Studies generally go for 6-12 weeks, because that's as long as you can get volunteers. No one addresses the fact that the results may not be constant, that runners tend to train for months and years. Almost anything that can be tried has been tried, repeatedly, by a large number of people, over the past century of running. If there were something revolutionary in training, everyone would've switched over eventually. How many elite runners do you find doing training significantly different from others (and, if you're going to say "Imagine how much better they'd be if they switched?" I can tell you that it's been at least looked at, and probably tried and quickly abandoned)?
Is it reproducible? Researchers can only get funding for original work, so studies don't get done twice, but that's an important factor - the original results might have been a fluke. Thus, a good study has the participants go through whatever routine they prescribe, then switch to something else, then go back, to see if the results are reproducible. This almost never happens.
A typical study will have one group of runners do one exercise and a second group do another, with their average results compared. Let's say group A improves an average of 5% in some measure and group B improves 8%. You'll see headlines that say that B is better than A. The truth is usually more individualistic. Submit any group of runners to a new exercise and you will have most making a minor improvement, but there will also be super-responders who do unusually well and non-responders who do unusually poorly. Super-responders are the people who tell you that they've "found the secret to training success" and write a book, become coaches and get paid to speak at conventions. Non-responders might simply be over-trained or injured, but also might be predisposed to do poorly at that task.
Sometimes what works at one point in your running career doesn't work in another. A classic example is the soccer midfielder who starts running to improve his endurance and then finds that he's (or she's) a talented runner.

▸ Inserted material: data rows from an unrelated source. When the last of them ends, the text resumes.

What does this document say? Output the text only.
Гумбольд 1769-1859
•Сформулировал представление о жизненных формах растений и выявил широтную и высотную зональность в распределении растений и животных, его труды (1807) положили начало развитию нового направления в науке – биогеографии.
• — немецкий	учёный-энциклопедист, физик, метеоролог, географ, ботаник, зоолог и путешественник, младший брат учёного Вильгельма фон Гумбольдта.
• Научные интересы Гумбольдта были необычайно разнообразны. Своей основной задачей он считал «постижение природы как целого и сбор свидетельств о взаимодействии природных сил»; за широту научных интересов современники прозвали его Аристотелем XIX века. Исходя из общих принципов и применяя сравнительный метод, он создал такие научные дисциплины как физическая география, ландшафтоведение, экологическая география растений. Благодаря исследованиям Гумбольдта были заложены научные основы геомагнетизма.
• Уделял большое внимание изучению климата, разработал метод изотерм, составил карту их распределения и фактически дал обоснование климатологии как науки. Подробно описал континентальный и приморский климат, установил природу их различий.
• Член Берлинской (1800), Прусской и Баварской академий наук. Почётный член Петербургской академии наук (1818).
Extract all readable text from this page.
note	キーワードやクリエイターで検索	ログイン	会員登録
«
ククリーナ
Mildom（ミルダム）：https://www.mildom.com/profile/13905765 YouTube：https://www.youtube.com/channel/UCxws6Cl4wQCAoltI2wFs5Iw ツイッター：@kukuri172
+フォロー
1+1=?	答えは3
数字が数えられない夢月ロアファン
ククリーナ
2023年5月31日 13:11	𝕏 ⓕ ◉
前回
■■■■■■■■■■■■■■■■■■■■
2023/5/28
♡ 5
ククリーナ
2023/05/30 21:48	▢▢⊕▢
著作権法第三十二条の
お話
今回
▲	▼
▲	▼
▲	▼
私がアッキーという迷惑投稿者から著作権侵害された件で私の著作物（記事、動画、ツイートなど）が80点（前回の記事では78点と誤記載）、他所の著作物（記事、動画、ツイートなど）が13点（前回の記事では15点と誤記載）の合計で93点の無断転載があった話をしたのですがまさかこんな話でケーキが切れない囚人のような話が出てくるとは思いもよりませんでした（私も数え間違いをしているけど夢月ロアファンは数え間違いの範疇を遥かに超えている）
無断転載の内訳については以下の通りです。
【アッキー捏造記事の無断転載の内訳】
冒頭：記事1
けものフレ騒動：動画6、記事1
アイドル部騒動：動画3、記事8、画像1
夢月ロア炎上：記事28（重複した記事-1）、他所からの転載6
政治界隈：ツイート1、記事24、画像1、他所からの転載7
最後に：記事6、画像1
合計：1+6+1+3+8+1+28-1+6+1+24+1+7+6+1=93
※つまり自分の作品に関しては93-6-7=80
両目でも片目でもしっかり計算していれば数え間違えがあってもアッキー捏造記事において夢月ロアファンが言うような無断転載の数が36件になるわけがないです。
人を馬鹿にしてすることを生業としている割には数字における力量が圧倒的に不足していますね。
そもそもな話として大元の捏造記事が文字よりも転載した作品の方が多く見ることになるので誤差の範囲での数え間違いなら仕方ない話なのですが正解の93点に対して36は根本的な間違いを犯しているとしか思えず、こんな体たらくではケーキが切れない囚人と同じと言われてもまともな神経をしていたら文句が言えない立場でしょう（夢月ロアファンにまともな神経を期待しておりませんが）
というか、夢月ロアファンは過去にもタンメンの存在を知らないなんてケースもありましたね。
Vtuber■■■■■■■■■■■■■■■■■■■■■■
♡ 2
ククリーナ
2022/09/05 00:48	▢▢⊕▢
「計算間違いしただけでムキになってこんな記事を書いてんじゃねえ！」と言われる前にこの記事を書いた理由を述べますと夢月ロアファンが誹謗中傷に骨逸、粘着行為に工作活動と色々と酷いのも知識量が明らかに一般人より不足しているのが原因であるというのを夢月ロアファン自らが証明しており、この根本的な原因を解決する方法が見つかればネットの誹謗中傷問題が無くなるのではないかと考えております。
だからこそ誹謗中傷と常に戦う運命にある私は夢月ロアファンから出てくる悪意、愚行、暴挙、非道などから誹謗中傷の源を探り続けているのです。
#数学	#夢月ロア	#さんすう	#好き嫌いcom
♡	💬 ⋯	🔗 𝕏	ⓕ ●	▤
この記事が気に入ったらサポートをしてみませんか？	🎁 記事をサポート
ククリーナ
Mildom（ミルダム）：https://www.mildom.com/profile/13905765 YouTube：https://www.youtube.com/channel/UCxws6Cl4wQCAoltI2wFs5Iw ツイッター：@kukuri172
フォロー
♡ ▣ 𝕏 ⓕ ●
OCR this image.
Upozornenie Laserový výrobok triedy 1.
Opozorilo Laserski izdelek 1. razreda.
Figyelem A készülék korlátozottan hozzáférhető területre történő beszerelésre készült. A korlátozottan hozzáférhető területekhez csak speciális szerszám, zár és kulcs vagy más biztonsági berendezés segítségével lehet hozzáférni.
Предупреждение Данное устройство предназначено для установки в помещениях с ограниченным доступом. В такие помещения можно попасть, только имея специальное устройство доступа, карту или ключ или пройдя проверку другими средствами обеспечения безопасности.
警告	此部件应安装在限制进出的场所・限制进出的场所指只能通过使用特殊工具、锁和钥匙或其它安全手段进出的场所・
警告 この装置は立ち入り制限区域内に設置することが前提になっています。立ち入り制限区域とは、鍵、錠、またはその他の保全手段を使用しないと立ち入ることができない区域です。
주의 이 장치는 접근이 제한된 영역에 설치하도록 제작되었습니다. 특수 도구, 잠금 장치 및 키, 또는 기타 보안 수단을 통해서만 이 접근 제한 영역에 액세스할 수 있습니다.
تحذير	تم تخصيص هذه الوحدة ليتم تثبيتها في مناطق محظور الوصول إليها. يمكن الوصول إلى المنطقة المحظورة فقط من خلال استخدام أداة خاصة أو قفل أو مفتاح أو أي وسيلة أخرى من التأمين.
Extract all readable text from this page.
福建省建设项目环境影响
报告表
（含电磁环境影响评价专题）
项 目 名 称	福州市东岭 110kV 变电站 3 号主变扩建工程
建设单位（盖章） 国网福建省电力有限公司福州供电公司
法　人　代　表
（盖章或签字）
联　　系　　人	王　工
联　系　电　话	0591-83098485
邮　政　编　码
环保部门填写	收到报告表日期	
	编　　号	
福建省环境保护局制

Having this person do sprint training will not improve their performance, because they've done so much sprinting in their other sport. Over time, however, that effect diminishes and, their training and racing stagnating, they might need to do sprint work.
Still, sometimes there's an interesting idea involved. That's why I read the articles. Most runners, though, just want to know what's the most efficient use of their training time - or "what's the absolute least I have to do to meet my goals?" which is the question coaches hate the most.
If you really want a simple answer to improved performance, I find most people run best when they've had adequate sleep. If you're only sleeping 4-5 hours per night, there's nothing you can do in training that will help more than sleeping more.